Tax reform is a worthy goal, but details and benefits matter.
IN BELOIT THIS WEEK Congressman Mark Pocan, the Madison Democrat who represents this area in the nation's capital, called proposed tax reform "the biggest lie" he's seen in Washington.
Meanwhile, President Trump and congressional Republicans have been touting that benefits of the bill are intended primarily to accrue to middle-class taxpayers. The administration even put a number to it, saying the average American household will see $4,000 more a year because of the bill's cuts in the corporate tax rate.
Can all of the above be right?
OF COURSE NOT. The devil is always in the details, and many of those details and their consequences are not fully known.
But this much is certain: Americans need to pay attention and be prepared to let their representatives know loud and clear what the people want.

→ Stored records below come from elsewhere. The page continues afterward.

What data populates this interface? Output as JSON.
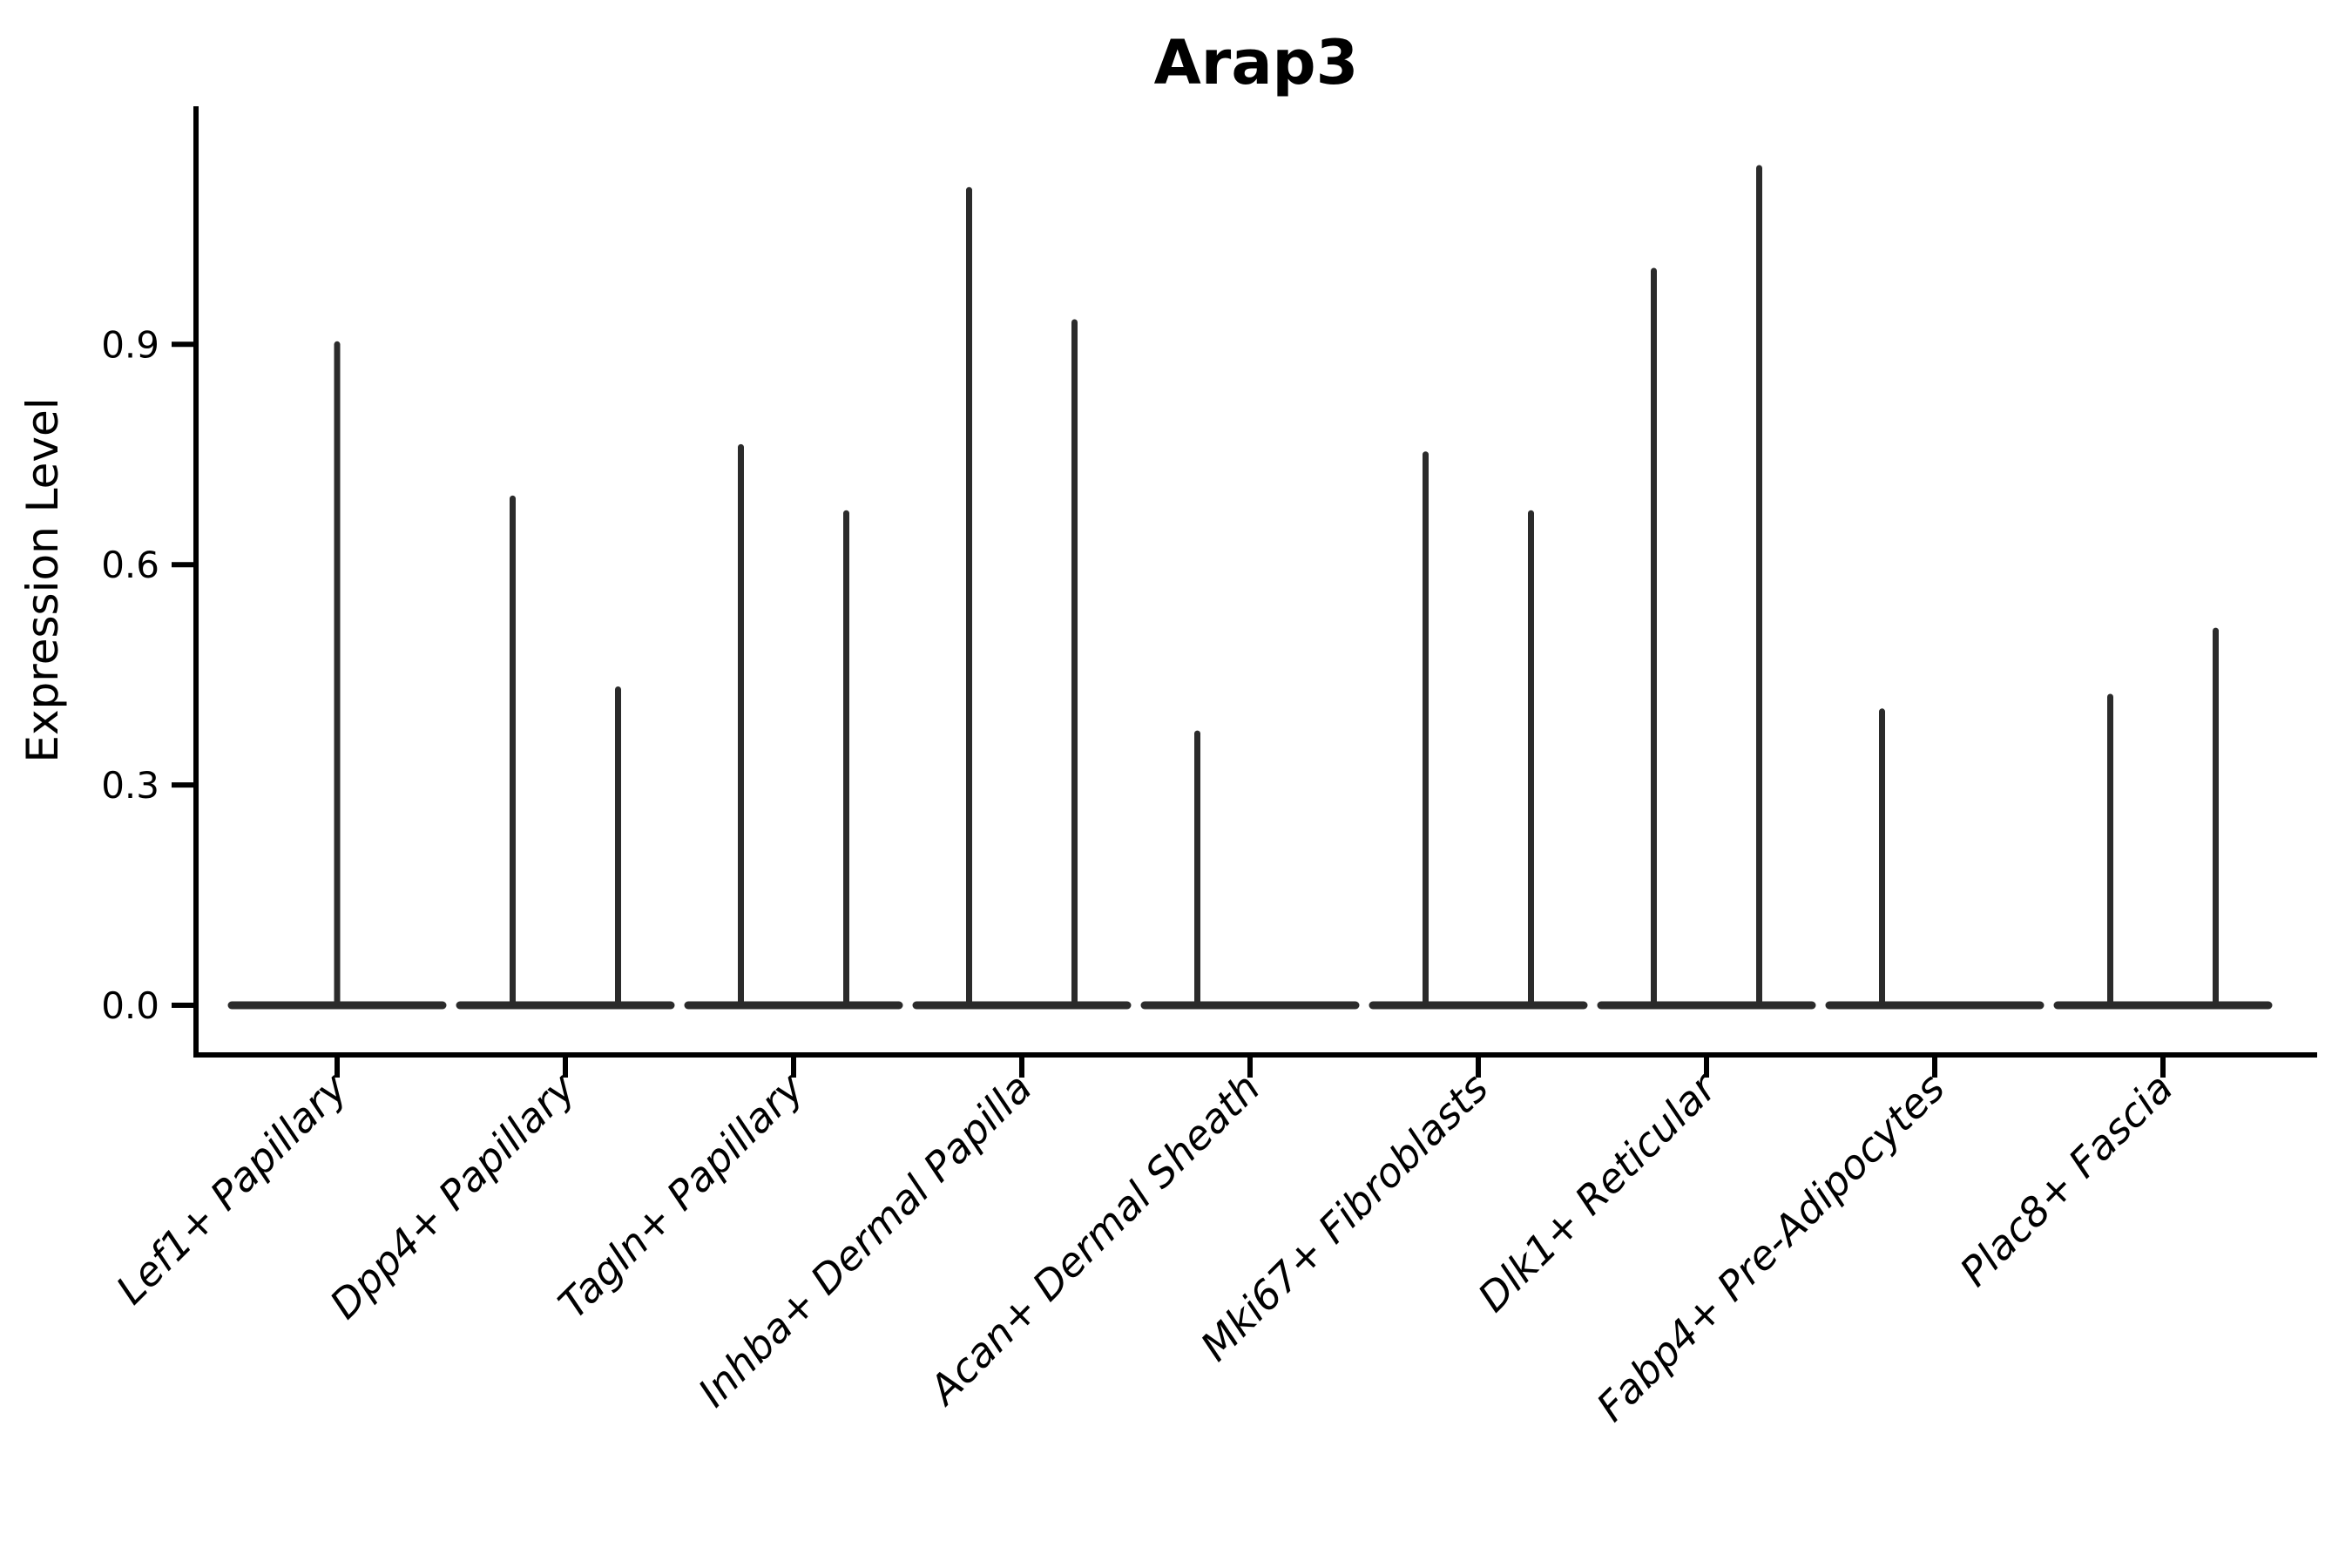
{
  "title": "Arap3",
  "chart_data": {
    "type": "violin",
    "title": "Arap3",
    "xlabel": "",
    "ylabel": "Expression Level",
    "yticks": [
      "0.0",
      "0.3",
      "0.6",
      "0.9"
    ],
    "ytick_values": [
      0.0,
      0.3,
      0.6,
      0.9
    ],
    "ylim": [
      -0.07,
      1.23
    ],
    "grid": false,
    "legend": "none",
    "violin_color": "#2b2b2b",
    "axis_color": "#000000",
    "background_color": "#ffffff",
    "categories": [
      "Lef1+ Papillary",
      "Dpp4+ Papillary",
      "Tagln+ Papillary",
      "Inhba+ Dermal Papilla",
      "Acan+ Dermal Sheath",
      "Mki67+ Fibroblasts",
      "Dlk1+ Reticular",
      "Fabp4+ Pre-Adipocytes",
      "Plac8+ Fascia"
    ],
    "violins": [
      {
        "category": "Lef1+ Papillary",
        "spikes": [
          {
            "position": "center",
            "max": 0.9
          }
        ]
      },
      {
        "category": "Dpp4+ Papillary",
        "spikes": [
          {
            "position": "left",
            "max": 0.69
          },
          {
            "position": "right",
            "max": 0.43
          }
        ]
      },
      {
        "category": "Tagln+ Papillary",
        "spikes": [
          {
            "position": "left",
            "max": 0.76
          },
          {
            "position": "right",
            "max": 0.67
          }
        ]
      },
      {
        "category": "Inhba+ Dermal Papilla",
        "spikes": [
          {
            "position": "left",
            "max": 1.11
          },
          {
            "position": "right",
            "max": 0.93
          }
        ]
      },
      {
        "category": "Acan+ Dermal Sheath",
        "spikes": [
          {
            "position": "left",
            "max": 0.37
          },
          {
            "position": "right",
            "max": 0.0
          }
        ]
      },
      {
        "category": "Mki67+ Fibroblasts",
        "spikes": [
          {
            "position": "left",
            "max": 0.75
          },
          {
            "position": "right",
            "max": 0.67
          }
        ]
      },
      {
        "category": "Dlk1+ Reticular",
        "spikes": [
          {
            "position": "left",
            "max": 1.0
          },
          {
            "position": "right",
            "max": 1.14
          }
        ]
      },
      {
        "category": "Fabp4+ Pre-Adipocytes",
        "spikes": [
          {
            "position": "left",
            "max": 0.4
          },
          {
            "position": "right",
            "max": 0.0
          }
        ]
      },
      {
        "category": "Plac8+ Fascia",
        "spikes": [
          {
            "position": "left",
            "max": 0.42
          },
          {
            "position": "right",
            "max": 0.51
          }
        ]
      }
    ]
  }
}
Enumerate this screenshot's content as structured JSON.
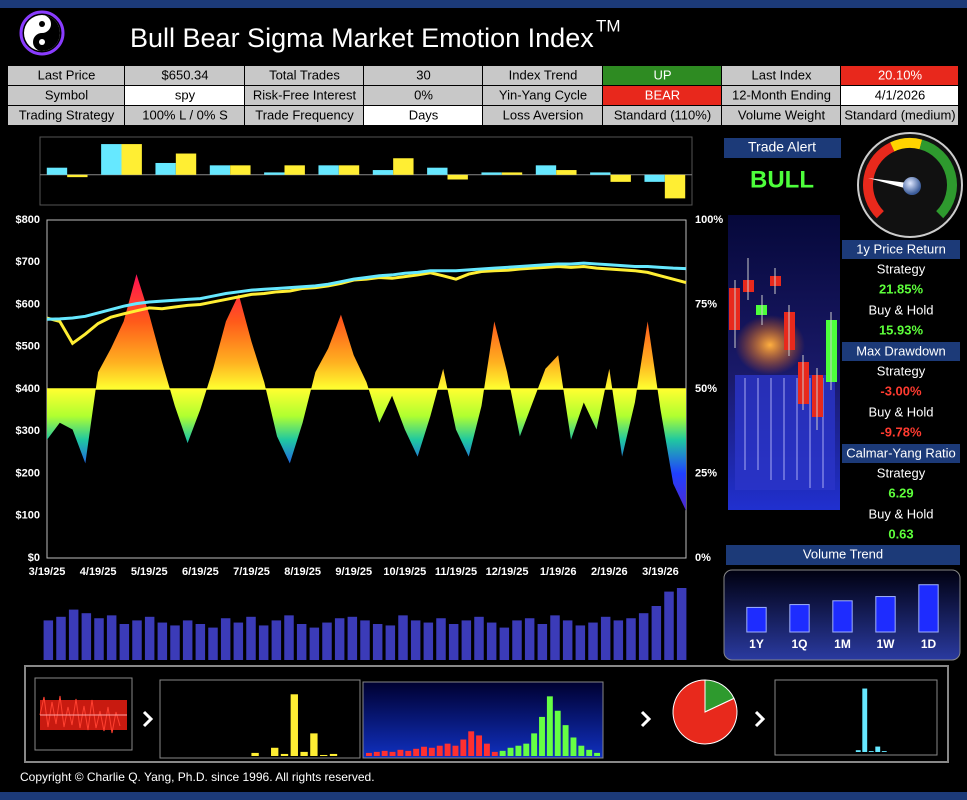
{
  "header": {
    "title": "Bull Bear Sigma Market Emotion Index",
    "tm": "TM"
  },
  "info_table": {
    "rows": [
      [
        "Last Price",
        "$650.34",
        "Total Trades",
        "30",
        "Index Trend",
        "UP",
        "Last Index",
        "20.10%"
      ],
      [
        "Symbol",
        "spy",
        "Risk-Free Interest",
        "0%",
        "Yin-Yang Cycle",
        "BEAR",
        "12-Month Ending",
        "4/1/2026"
      ],
      [
        "Trading Strategy",
        "100% L / 0% S",
        "Trade Frequency",
        "Days",
        "Loss Aversion",
        "Standard (110%)",
        "Volume Weight",
        "Standard (medium)"
      ]
    ]
  },
  "trade_alert": {
    "title": "Trade Alert",
    "signal": "BULL"
  },
  "stats": [
    {
      "title": "1y Price Return",
      "rows": [
        {
          "label": "Strategy",
          "value": "21.85%",
          "color": "#5dff3b"
        },
        {
          "label": "Buy & Hold",
          "value": "15.93%",
          "color": "#5dff3b"
        }
      ]
    },
    {
      "title": "Max Drawdown",
      "rows": [
        {
          "label": "Strategy",
          "value": "-3.00%",
          "color": "#ff3b30"
        },
        {
          "label": "Buy & Hold",
          "value": "-9.78%",
          "color": "#ff3b30"
        }
      ]
    },
    {
      "title": "Calmar-Yang Ratio",
      "rows": [
        {
          "label": "Strategy",
          "value": "6.29",
          "color": "#5dff3b"
        },
        {
          "label": "Buy & Hold",
          "value": "0.63",
          "color": "#5dff3b"
        }
      ]
    }
  ],
  "volume_trend_title": "Volume Trend",
  "footer": "Copyright © Charlie Q. Yang, Ph.D. since 1996.  All rights reserved.",
  "chart_data": [
    {
      "type": "line",
      "categories": [
        "3/19/25",
        null,
        null,
        null,
        "4/19/25",
        null,
        null,
        null,
        "5/19/25",
        null,
        null,
        null,
        "6/19/25",
        null,
        null,
        null,
        "7/19/25",
        null,
        null,
        null,
        "8/19/25",
        null,
        null,
        null,
        "9/19/25",
        null,
        null,
        null,
        "10/19/25",
        null,
        null,
        null,
        "11/19/25",
        null,
        null,
        null,
        "12/19/25",
        null,
        null,
        null,
        "1/19/26",
        null,
        null,
        null,
        "2/19/26",
        null,
        null,
        null,
        "3/19/26",
        null,
        null
      ],
      "ylim": [
        0,
        800
      ],
      "yticks": [
        {
          "value": 0,
          "label": "$0"
        },
        {
          "value": 100,
          "label": "$100"
        },
        {
          "value": 200,
          "label": "$200"
        },
        {
          "value": 300,
          "label": "$300"
        },
        {
          "value": 400,
          "label": "$400"
        },
        {
          "value": 500,
          "label": "$500"
        },
        {
          "value": 600,
          "label": "$600"
        },
        {
          "value": 700,
          "label": "$700"
        },
        {
          "value": 800,
          "label": "$800"
        }
      ],
      "y2lim": [
        0,
        100
      ],
      "y2ticks": [
        {
          "value": 0,
          "label": "0%"
        },
        {
          "value": 25,
          "label": "25%"
        },
        {
          "value": 50,
          "label": "50%"
        },
        {
          "value": 75,
          "label": "75%"
        },
        {
          "value": 100,
          "label": "100%"
        }
      ],
      "y2base": 50,
      "series": [
        {
          "axis": "y2",
          "area": true,
          "values": [
            35,
            40,
            38,
            28,
            55,
            62,
            70,
            84,
            72,
            58,
            45,
            34,
            44,
            56,
            70,
            78,
            64,
            52,
            36,
            28,
            40,
            55,
            62,
            72,
            60,
            52,
            40,
            48,
            38,
            30,
            42,
            56,
            38,
            30,
            45,
            70,
            55,
            36,
            46,
            56,
            60,
            35,
            46,
            38,
            56,
            30,
            46,
            70,
            44,
            22,
            14
          ]
        },
        {
          "color": "#ffee33",
          "values": [
            568,
            560,
            508,
            530,
            555,
            570,
            578,
            585,
            592,
            590,
            594,
            598,
            600,
            606,
            612,
            618,
            624,
            626,
            630,
            632,
            638,
            640,
            644,
            650,
            658,
            660,
            664,
            662,
            666,
            670,
            675,
            668,
            660,
            672,
            678,
            680,
            681,
            684,
            686,
            688,
            690,
            688,
            690,
            686,
            684,
            682,
            680,
            676,
            668,
            660,
            652
          ]
        },
        {
          "color": "#66e8ff",
          "values": [
            565,
            566,
            568,
            572,
            580,
            588,
            596,
            602,
            606,
            608,
            610,
            612,
            614,
            620,
            626,
            630,
            634,
            636,
            638,
            640,
            642,
            644,
            648,
            654,
            660,
            664,
            668,
            670,
            674,
            676,
            680,
            680,
            680,
            682,
            684,
            686,
            688,
            690,
            692,
            694,
            696,
            696,
            698,
            696,
            694,
            692,
            690,
            690,
            688,
            686,
            685
          ]
        }
      ]
    },
    {
      "type": "bar",
      "ylim": [
        -6.4,
        8
      ],
      "series": [
        {
          "color": "#66e8ff",
          "values": [
            1.5,
            6.5,
            2.5,
            2,
            0.5,
            2,
            1,
            1.5,
            0.5,
            2,
            0.5,
            -1.5
          ]
        },
        {
          "color": "#ffee33",
          "values": [
            -0.5,
            6.5,
            4.5,
            2,
            2,
            2,
            3.5,
            -1,
            0.5,
            1,
            -1.5,
            -5
          ]
        }
      ]
    },
    {
      "type": "bar",
      "ylim": [
        0,
        100
      ],
      "color": "#3b3bb8",
      "values": [
        55,
        60,
        70,
        65,
        58,
        62,
        50,
        55,
        60,
        52,
        48,
        55,
        50,
        45,
        58,
        52,
        60,
        48,
        55,
        62,
        50,
        45,
        52,
        58,
        60,
        55,
        50,
        48,
        62,
        55,
        52,
        58,
        50,
        55,
        60,
        52,
        45,
        55,
        58,
        50,
        62,
        55,
        48,
        52,
        60,
        55,
        58,
        65,
        75,
        95,
        100
      ]
    },
    {
      "type": "bar",
      "ylim": [
        0,
        110
      ],
      "color": "#1e2cff",
      "edge": "#9fb0ff",
      "categories": [
        "1Y",
        "1Q",
        "1M",
        "1W",
        "1D"
      ],
      "values": [
        52,
        58,
        66,
        75,
        100
      ]
    },
    {
      "type": "bar",
      "ylim": [
        0,
        70
      ],
      "color": "#ffee33",
      "values": [
        0,
        0,
        0,
        0,
        0,
        0,
        0,
        0,
        0,
        3,
        0,
        8,
        2,
        60,
        4,
        22,
        1,
        2,
        0,
        0
      ]
    },
    {
      "type": "bar",
      "ylim": [
        0,
        70
      ],
      "barmode": "overlay",
      "series": [
        {
          "color": "#ff3030",
          "values": [
            3,
            4,
            5,
            4,
            6,
            5,
            7,
            9,
            8,
            10,
            12,
            10,
            16,
            24,
            20,
            12,
            4,
            3,
            2,
            null,
            null,
            null,
            null,
            null,
            null,
            null,
            null,
            null,
            null,
            null
          ]
        },
        {
          "color": "#66ff44",
          "values": [
            null,
            null,
            null,
            null,
            null,
            null,
            null,
            null,
            null,
            null,
            null,
            null,
            null,
            null,
            null,
            null,
            null,
            5,
            8,
            10,
            12,
            22,
            38,
            58,
            44,
            30,
            18,
            10,
            6,
            3
          ]
        }
      ]
    },
    {
      "type": "bar",
      "ylim": [
        0,
        75
      ],
      "color": "#66e8ff",
      "values": [
        0,
        0,
        0,
        0,
        0,
        0,
        0,
        0,
        0,
        0,
        0,
        0,
        2,
        70,
        1,
        6,
        1,
        0,
        0,
        0,
        0,
        0,
        0,
        0
      ]
    },
    {
      "type": "pie",
      "values": [
        18,
        82
      ],
      "colors": [
        "#2e9a2e",
        "#e8291c"
      ]
    }
  ]
}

Take that $4,000 figure, for example. The administration arrives there by assuming a corporate tax cut would be used to spark major investments thereby triggering rapid economic growth. It assumes the bulk of the benefits from growth would go to working families, rather than investors. In other words, it's a rosy scenario that may or may not have any basis in reality. No one really can predict with accuracy exactly how all the variables would shake out, which is why tax experts immediately pushed back at the administration's claim.
HERE'S ONE THAT is easier to quantify. For years Republican leaders have decried what they call "the death tax." Officially, that's the estate tax which can come into play when an individual passes away.
This is what advocates of abolishing the estate tax - which is a provision of the tax reform bill - do not say. The estate tax applies to only a select few every year. That's because estates that fall below (in 2017, according to the Tax Policy Center) $5.49 million are exempt. The center estimates only about 11,300 deaths will result in the necessity to file estate tax returns, and only about 5,500 will owe any money.
Now, put that into perspective. The Census Bureau expects somewhere around 2.7 million Americans will die in 2017. Of that 2.7 million, only about 11,300 may need to file an estate tax return, with just around 5,000 actually owing any money in taxes.
That's right - 5,000 out of 2.7 million.
Yet the "death tax" mantra is intended to make ordinary Americans worry that their life's work is in jeopardy from the government. Obviously, that is not true.
BUT FOR MANY of the well-heeled officials in the federal government, their fortunes could be taxed. President Trump has put his net worth at up to $10 billion, though more objective observers set it at just over $3 billion. Either way, it's a lot of money and abolishing the estate tax would be a windfall for his family.
Keep in mind politics in modern America runs on money, and both parties are deeply dependent on the biggest donors - those who easily can pony up enormous sums of cash to candidates, parties and even more to so-called independent political advocacy groups. Those donors, too, stand to experience huge benefits. The disappearance of estate taxes indeed would be a big return on political donation investments.
Now remember, in pushing forward the tax bill, President Trump said this: "The rich will not be gaining at all."
SOME SIGNIFICANT names - Warren Buffett, Bill Gates - actively have lobbied against abolishing the estate tax. Their point: America's Founders prohibited a ruling aristocracy by birthright, but concentrating enormous sums in the hands of a few could very well create a lasting aristocracy of wealth. The numbers are not in dispute; concentration of wealth already has been increasing rapidly. Abolishing the estate tax would accelerate that process and make it permanent.
That's not to say the exemption level necessarily should stay where it is, year after year, without adjustments. The law should encourage passing along small family businesses and farms without taxes forcing heirs to sell. Where should that figure be? $5.49 million? $10 million? $20 million? $100 million? We don't know, but there is value in setting the exemption at a reasonable figure.
Warren Buffett is worth, according to Forbes, about $65 billion. Bill Gates, $81 billion. We agree with them. That is not where the exemption should be set.
These are issues worthy of debate. Tax reform should be discussed, at least every generation, because times change. But details matter. Pay attention.